Find the $n$-th derivative of
$$f(x)=\frac{x}{\sqrt{1-x}}$$
First I just calculated the first, second and 3-th, 4-th derivatives and now I want to summarize the general formula. But it seems too complicated.
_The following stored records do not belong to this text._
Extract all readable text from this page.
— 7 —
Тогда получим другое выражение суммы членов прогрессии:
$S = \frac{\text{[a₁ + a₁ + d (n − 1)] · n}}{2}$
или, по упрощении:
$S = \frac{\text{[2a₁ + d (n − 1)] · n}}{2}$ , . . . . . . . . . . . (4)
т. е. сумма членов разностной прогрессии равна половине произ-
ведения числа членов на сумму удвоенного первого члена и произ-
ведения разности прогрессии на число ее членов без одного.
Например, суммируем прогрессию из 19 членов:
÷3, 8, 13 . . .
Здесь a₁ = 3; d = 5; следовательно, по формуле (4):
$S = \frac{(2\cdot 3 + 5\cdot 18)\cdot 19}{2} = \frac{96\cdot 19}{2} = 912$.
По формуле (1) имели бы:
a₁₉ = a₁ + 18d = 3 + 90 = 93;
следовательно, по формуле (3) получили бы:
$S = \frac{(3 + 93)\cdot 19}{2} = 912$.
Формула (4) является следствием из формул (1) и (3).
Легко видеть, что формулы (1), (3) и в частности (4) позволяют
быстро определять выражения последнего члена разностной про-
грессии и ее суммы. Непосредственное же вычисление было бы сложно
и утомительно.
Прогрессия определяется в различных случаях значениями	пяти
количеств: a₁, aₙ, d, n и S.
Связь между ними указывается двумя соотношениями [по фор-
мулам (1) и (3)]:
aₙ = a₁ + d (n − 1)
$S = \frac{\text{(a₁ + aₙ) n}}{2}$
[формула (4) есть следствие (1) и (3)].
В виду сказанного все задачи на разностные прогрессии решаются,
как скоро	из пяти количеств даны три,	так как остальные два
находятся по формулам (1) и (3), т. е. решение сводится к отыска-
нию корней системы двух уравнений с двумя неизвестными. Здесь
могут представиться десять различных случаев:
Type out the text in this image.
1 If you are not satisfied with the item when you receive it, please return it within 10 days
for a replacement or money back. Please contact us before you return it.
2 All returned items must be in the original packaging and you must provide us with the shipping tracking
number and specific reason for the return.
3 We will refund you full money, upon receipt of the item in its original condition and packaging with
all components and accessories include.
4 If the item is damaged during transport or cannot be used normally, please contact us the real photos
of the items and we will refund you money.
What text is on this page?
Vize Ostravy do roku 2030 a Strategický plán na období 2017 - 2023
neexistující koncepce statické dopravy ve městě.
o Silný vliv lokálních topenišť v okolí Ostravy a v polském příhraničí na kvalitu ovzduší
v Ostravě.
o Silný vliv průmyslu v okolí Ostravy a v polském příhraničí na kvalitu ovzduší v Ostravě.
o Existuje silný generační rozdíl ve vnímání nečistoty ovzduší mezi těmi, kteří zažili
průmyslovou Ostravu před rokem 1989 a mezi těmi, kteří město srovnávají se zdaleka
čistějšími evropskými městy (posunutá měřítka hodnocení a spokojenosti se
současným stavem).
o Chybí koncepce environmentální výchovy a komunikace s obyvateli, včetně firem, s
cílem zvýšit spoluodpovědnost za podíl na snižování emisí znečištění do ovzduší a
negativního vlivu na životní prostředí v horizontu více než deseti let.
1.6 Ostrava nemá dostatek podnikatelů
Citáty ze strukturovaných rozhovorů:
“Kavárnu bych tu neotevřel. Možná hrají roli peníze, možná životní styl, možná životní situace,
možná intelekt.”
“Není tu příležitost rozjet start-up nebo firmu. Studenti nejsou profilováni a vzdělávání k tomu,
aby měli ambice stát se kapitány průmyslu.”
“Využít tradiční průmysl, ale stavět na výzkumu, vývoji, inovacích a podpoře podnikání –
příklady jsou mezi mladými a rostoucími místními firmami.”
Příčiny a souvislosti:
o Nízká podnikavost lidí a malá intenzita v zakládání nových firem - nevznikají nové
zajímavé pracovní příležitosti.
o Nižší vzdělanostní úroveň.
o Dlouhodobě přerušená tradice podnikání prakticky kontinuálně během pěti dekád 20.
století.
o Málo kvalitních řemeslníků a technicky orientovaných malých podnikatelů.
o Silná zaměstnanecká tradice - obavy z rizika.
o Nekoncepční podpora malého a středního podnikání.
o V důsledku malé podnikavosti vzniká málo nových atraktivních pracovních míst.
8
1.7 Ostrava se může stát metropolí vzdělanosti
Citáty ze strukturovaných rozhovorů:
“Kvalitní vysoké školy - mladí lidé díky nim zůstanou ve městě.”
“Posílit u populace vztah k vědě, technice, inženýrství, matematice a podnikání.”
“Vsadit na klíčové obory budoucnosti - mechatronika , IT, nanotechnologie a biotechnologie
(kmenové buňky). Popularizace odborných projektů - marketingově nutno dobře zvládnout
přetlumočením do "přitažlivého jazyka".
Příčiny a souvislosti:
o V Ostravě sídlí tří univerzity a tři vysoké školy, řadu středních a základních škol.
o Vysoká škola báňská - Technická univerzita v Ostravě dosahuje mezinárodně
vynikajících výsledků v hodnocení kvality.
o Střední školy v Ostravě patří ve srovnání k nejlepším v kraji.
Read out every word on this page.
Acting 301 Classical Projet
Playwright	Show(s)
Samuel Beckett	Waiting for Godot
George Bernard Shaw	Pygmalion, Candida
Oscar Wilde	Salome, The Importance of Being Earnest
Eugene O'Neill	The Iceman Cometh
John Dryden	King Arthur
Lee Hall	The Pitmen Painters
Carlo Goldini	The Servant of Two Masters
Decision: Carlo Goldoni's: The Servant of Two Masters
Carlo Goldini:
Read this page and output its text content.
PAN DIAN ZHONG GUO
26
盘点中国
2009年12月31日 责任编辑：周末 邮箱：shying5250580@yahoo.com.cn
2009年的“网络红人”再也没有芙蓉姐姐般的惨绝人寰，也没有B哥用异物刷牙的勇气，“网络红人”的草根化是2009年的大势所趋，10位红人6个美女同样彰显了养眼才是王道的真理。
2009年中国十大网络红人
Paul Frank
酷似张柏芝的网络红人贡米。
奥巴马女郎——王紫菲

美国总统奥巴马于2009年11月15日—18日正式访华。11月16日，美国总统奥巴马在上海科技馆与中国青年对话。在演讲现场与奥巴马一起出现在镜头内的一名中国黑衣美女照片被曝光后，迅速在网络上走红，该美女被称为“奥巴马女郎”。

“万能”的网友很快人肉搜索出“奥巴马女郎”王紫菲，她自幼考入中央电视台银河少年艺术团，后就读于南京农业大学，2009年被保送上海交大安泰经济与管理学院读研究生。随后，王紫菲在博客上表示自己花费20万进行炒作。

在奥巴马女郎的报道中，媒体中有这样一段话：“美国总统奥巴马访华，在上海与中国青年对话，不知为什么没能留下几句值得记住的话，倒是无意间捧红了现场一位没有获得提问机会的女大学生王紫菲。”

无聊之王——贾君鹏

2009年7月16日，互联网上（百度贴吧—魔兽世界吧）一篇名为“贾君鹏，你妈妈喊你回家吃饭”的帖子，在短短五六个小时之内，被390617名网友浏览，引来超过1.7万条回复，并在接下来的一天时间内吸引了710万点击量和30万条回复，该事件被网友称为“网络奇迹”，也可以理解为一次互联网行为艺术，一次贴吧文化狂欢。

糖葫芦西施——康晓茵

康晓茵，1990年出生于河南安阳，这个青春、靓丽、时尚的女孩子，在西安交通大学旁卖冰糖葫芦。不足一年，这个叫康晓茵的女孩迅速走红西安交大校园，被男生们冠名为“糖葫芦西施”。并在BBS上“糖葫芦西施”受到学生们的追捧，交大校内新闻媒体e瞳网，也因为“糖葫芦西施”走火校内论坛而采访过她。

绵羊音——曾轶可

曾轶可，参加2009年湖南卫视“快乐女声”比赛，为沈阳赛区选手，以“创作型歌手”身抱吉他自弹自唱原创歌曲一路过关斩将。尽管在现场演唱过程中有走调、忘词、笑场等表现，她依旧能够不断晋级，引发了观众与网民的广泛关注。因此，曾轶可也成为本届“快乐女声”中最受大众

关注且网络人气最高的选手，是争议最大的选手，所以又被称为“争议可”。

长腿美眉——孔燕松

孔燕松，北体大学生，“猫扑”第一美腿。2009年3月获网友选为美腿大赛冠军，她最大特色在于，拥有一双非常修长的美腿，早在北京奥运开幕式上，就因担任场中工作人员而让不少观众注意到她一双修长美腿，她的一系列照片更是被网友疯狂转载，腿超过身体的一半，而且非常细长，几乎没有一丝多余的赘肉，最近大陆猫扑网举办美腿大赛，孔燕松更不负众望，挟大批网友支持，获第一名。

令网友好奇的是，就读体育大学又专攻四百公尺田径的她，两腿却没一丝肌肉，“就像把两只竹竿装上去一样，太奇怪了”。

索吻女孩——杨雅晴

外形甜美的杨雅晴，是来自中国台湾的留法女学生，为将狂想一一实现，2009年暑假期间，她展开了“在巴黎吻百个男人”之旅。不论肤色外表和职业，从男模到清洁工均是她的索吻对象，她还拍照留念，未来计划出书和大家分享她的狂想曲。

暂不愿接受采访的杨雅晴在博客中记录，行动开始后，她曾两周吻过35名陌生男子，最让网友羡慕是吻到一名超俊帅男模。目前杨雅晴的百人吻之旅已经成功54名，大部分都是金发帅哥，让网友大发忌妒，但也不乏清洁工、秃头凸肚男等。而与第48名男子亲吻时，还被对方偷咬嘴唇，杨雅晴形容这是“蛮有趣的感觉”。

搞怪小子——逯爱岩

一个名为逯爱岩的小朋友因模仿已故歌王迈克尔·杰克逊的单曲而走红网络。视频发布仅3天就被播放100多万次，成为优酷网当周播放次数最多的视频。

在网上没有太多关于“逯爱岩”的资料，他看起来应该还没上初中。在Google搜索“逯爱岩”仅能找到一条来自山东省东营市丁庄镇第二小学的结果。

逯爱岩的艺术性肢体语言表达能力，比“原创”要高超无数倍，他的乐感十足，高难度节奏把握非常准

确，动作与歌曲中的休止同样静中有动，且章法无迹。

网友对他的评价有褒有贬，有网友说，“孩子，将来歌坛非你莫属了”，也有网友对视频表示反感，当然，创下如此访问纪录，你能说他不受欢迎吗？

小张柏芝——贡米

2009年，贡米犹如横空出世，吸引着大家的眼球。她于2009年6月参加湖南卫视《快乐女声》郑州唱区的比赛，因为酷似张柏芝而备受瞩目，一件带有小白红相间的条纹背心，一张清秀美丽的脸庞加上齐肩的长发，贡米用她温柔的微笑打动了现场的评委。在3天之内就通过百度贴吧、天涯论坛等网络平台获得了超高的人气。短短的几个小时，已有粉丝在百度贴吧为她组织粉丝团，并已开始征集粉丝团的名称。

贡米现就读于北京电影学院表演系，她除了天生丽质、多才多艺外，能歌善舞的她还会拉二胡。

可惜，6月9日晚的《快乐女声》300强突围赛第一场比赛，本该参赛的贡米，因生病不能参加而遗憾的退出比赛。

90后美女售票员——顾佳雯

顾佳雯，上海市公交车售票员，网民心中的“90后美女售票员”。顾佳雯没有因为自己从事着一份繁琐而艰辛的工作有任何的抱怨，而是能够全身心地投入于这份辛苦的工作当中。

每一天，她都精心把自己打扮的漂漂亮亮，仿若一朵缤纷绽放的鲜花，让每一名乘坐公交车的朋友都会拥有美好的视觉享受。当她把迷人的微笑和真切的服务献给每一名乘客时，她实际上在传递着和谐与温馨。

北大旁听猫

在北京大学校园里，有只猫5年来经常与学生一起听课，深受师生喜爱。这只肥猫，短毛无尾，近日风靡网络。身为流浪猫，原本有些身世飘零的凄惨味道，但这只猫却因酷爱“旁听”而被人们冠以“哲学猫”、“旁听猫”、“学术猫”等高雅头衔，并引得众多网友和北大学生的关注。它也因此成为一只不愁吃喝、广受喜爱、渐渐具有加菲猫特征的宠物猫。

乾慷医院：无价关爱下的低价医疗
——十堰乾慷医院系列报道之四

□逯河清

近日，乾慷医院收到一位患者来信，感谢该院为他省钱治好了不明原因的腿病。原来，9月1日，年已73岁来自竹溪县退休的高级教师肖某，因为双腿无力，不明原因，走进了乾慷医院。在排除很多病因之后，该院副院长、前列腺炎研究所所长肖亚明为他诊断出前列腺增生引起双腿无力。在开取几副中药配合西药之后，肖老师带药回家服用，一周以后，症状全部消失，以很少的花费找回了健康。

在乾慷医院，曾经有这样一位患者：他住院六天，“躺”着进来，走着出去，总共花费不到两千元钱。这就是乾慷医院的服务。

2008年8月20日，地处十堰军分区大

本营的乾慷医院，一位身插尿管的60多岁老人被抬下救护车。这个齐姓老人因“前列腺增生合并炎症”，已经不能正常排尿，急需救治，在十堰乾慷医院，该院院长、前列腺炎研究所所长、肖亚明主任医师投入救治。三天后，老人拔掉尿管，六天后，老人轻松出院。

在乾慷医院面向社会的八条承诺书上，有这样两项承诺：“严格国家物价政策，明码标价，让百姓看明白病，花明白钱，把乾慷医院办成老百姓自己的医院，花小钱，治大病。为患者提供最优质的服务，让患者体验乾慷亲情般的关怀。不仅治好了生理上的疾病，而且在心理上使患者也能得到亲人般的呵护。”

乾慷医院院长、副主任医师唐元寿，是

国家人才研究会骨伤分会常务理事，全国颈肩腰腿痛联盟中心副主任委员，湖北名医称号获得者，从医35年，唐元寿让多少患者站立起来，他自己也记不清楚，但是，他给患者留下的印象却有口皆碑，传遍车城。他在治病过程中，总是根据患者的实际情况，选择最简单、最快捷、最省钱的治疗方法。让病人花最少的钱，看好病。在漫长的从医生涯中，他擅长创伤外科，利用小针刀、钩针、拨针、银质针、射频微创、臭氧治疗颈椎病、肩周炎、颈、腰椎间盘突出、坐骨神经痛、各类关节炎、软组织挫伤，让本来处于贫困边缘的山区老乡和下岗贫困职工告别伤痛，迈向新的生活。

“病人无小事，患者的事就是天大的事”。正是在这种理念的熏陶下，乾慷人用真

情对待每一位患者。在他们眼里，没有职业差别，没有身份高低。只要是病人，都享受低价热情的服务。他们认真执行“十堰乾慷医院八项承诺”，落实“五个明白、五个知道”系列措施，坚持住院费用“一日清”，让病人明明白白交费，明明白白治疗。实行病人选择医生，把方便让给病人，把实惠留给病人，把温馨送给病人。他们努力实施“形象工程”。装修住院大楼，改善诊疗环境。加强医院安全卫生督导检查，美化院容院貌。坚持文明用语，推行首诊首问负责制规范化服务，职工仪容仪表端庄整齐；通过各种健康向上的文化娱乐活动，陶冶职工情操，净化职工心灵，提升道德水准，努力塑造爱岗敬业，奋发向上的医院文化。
Then I want to use binomial theorem or Taylor expansion… Also got no more clues.
Find the $n$-th derivative of $f(x)=\frac{x}{\sqrt{1-x}}$
calculusderivatives
Best Answer
This can be made a lot simpler by changing variables. (Changing variables is commonly taught as a technique for integration, but it can also be handy for differentiation.)
Introduce the new variable $u=1-x$. Then $x=1-u$, and $$f(x) = \frac{1-u}{\sqrt{u}} = u^{-1/2} - u^{1/2}$$ If we define a new function $g(x)=x^{-1/2} - x^{1/2}$ then this tells us that $$f(x) = g(1-x),$$ and therefore on taking derivatives we have $$f^{(n)}(x) = (-1)^n g^{(n)}(1-x)$$
This change of variables allows you to essentially swap out the problem of computing derivatives of $f(x)$ and trade it for computing derivatives of the (much simpler) function $g(x)$.
Now, the derivatives of $g(x)$ are $$g'(x) = \left( - \frac{1}{2}\right)x^{-3/2} - \left(\frac{1}{2}\right)x^{-1/2} $$ $$g''(x) = \left( - \frac{1}{2}\right)\left( - \frac{3}{2}\right)x^{-5/2} - \left(\frac{1}{2}\right)\left(-\frac{1}{2}\right)x^{-3/2} $$ $$g'''(x) = \left( - \frac{1}{2}\right)\left( - \frac{3}{2}\right)\left( - \frac{5}{2}\right)x^{-7/2} - \left(\frac{1}{2}\right)\left(-\frac{1}{2}\right)\left(-\frac{3}{2}\right)x^{-5/2} $$
and in general if we introduce the notation $A_n$ to denote the product of the first $n$ odd numbers (for example, $A_1=1$, $A_2 = 1\cdot 3$, $A_3 = 1\cdot 3 \cdot 5$, etc.) then
$$g^{(n)}(x)=(-1)^n \frac{A_n}{2^n}x^{-(2n+1)/2} + (-1)^n \frac{A_{n-1}}{2^n}x^{-(2n-1)/2}$$
Now we recall that $f^{(n)}(x) = (-1)^n g^{(n)}(1-x)$, so that
$$f^{(n)}(x)=\frac{A_n}{2^n}(1-x)^{-(2n+1)/2} + \frac{A_{n-1}}{2^n}(1-x)^{-(2n-1)/2}$$
The only thing left is to express the coefficients $A_n$ in a more convenient closed form; for that, see Proving formula for product of first n odd numbers.